Obama apparently has different sources, scarier ones — Greta Thunberg, maybe?

Reading the literature, I pictured caravans of lost souls wandering a cracked earth in search of arable land, regular Katrina-sized catastrophes across every continent, island nations swallowed up by the sea. I wondered what would happen to Hawaii, or the great glaciers of Alaska, or the city of New Orleans. I imagined Malia, Sasha, and my grandchildren living in a harsher, more dangerous world, stripped of many of the wondrous sights I’d taken for granted growing up.

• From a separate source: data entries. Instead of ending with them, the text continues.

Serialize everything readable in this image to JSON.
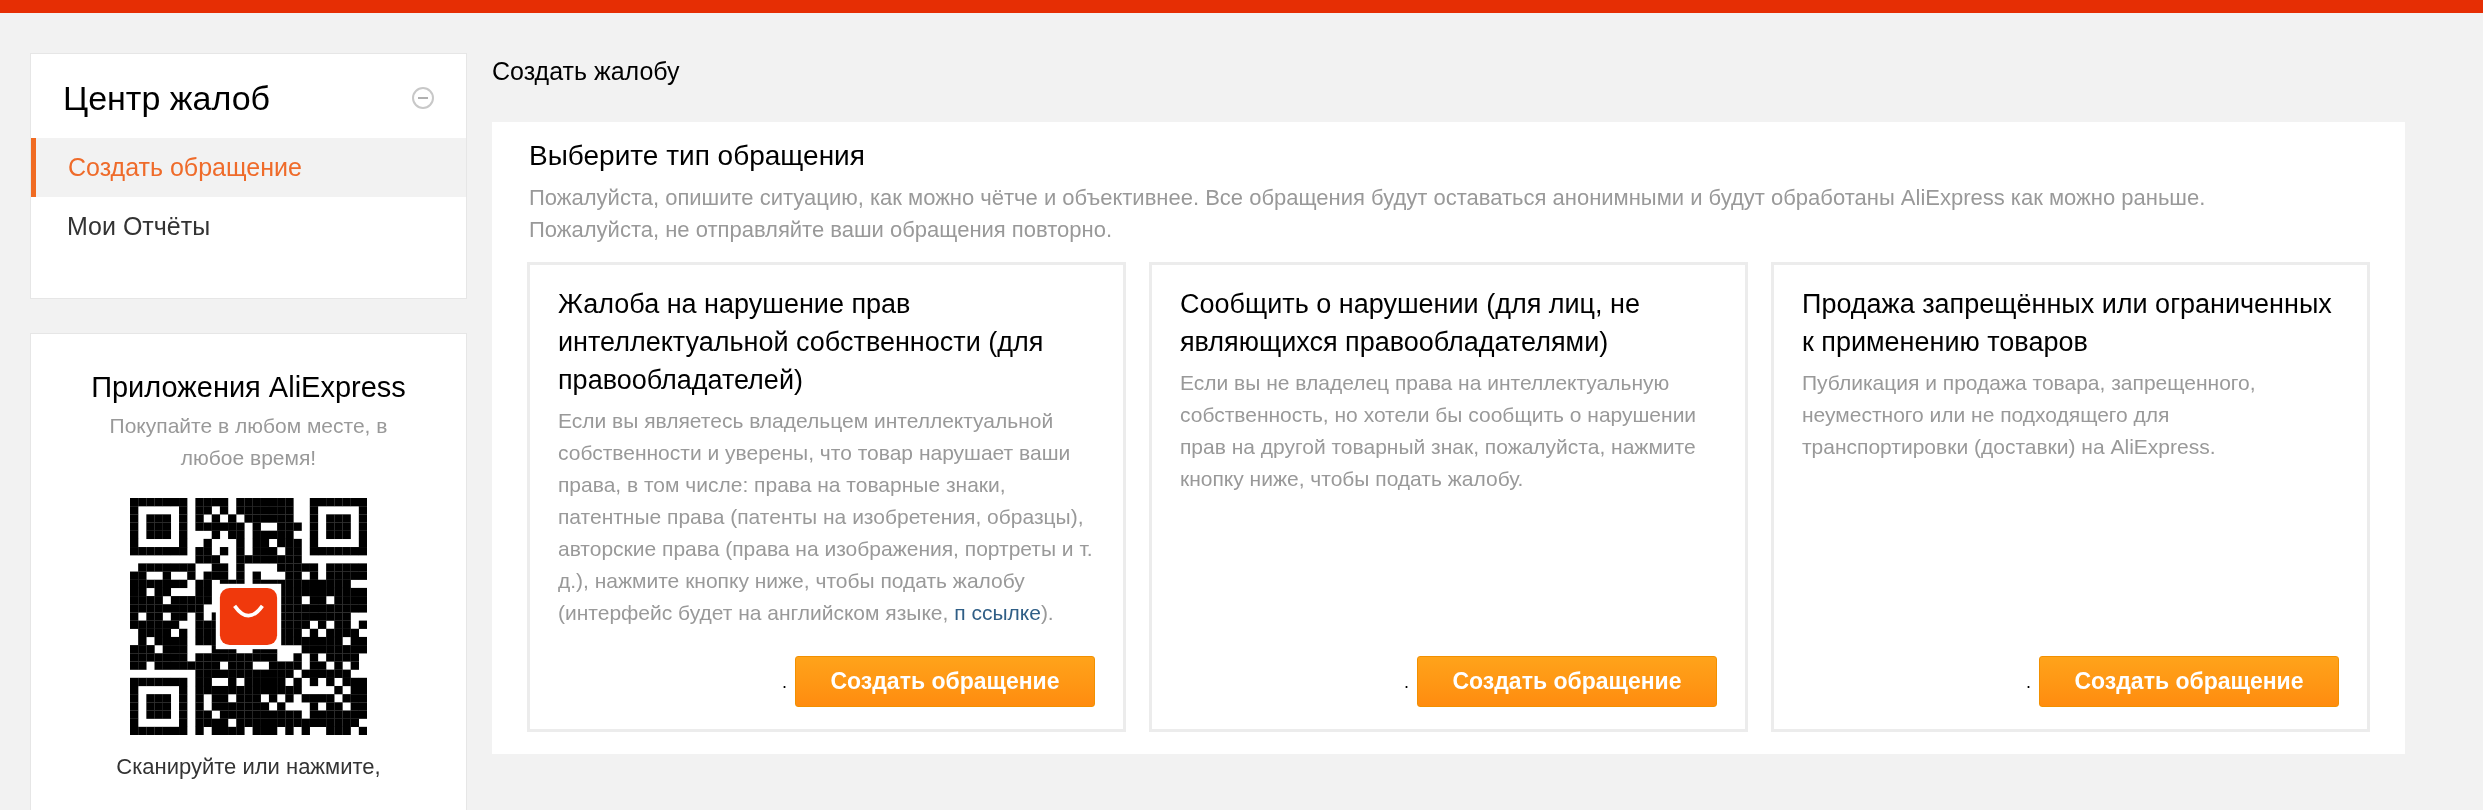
{
  "sidebar": {
    "title": "Центр жалоб",
    "items": [
      {
        "label": "Создать обращение",
        "selected": true
      },
      {
        "label": "Мои Отчёты",
        "selected": false
      }
    ]
  },
  "app_promo": {
    "title": "Приложения AliExpress",
    "subtitle": "Покупайте в любом месте, в любое время!",
    "caption": "Сканируйте или нажмите,"
  },
  "page_title": "Создать жалобу",
  "panel": {
    "heading": "Выберите тип обращения",
    "intro": "Пожалуйста, опишите ситуацию, как можно чётче и объективнее. Все обращения будут оставаться анонимными и будут обработаны AliExpress как можно раньше. Пожалуйста, не отправляйте ваши обращения повторно.",
    "cards": [
      {
        "title": "Жалоба на нарушение прав интеллектуальной собственности (для правообладателей)",
        "description": "Если вы являетесь владельцем интеллектуальной собственности и уверены, что товар нарушает ваши права, в том числе: права на товарные знаки, патентные права (патенты на изобретения, образцы), авторские права (права на изображения, портреты и т. д.), нажмите кнопку ниже, чтобы подать жалобу (интерфейс будет на английском языке,",
        "link_start": "п",
        "link_end": "ссылке",
        "after_link": ").",
        "dot": ".",
        "button": "Создать обращение"
      },
      {
        "title": "Сообщить о нарушении (для лиц, не являющихся правообладателями)",
        "description": "Если вы не владелец права на интеллектуальную собственность, но хотели бы сообщить о нарушении прав на другой товарный знак, пожалуйста, нажмите кнопку ниже, чтобы подать жалобу.",
        "dot": ".",
        "button": "Создать обращение"
      },
      {
        "title": "Продажа запрещённых или ограниченных к применению товаров",
        "description": "Публикация и продажа товара, запрещенного, неуместного или не подходящего для транспортировки (доставки) на AliExpress.",
        "dot": ".",
        "button": "Создать обращение"
      }
    ]
  }
}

Koonin notes that “the past fifty years have been slightly wetter than average,” at least in the United States. Worldwide, there is no denying that despite any changes in the climate — or perhaps because of those changes — “in the fifty years from 1961 to 2011, global yields of wheat, rice, and maize … each more than doubled.” Koonin concludes, “The net economic impact of human-induced climate change will be minimal through at least the end of this century.”

As Koonin told Thiessen, atmospheric CO2 will continue to increase whatever draconian solutions governments impose on their citizens, with the poor everywhere suffering most. A fan of mankind, Koonin believes that adaptation to a gradual global warming will allow us to prosper. “This is not at all an unmitigated disaster as people would have you believe,” said Koonin. “We’ll learn to take advantage of whatever changes happen rather than simply tolerate them. That’s what humans do, and we’re pretty good at it.”

Smart money has Obama and his media allies pretending that Koonin and people like him do not exist. They much prefer to scare the world’s young people into “solutions” that solve no real problem. The only real question is why.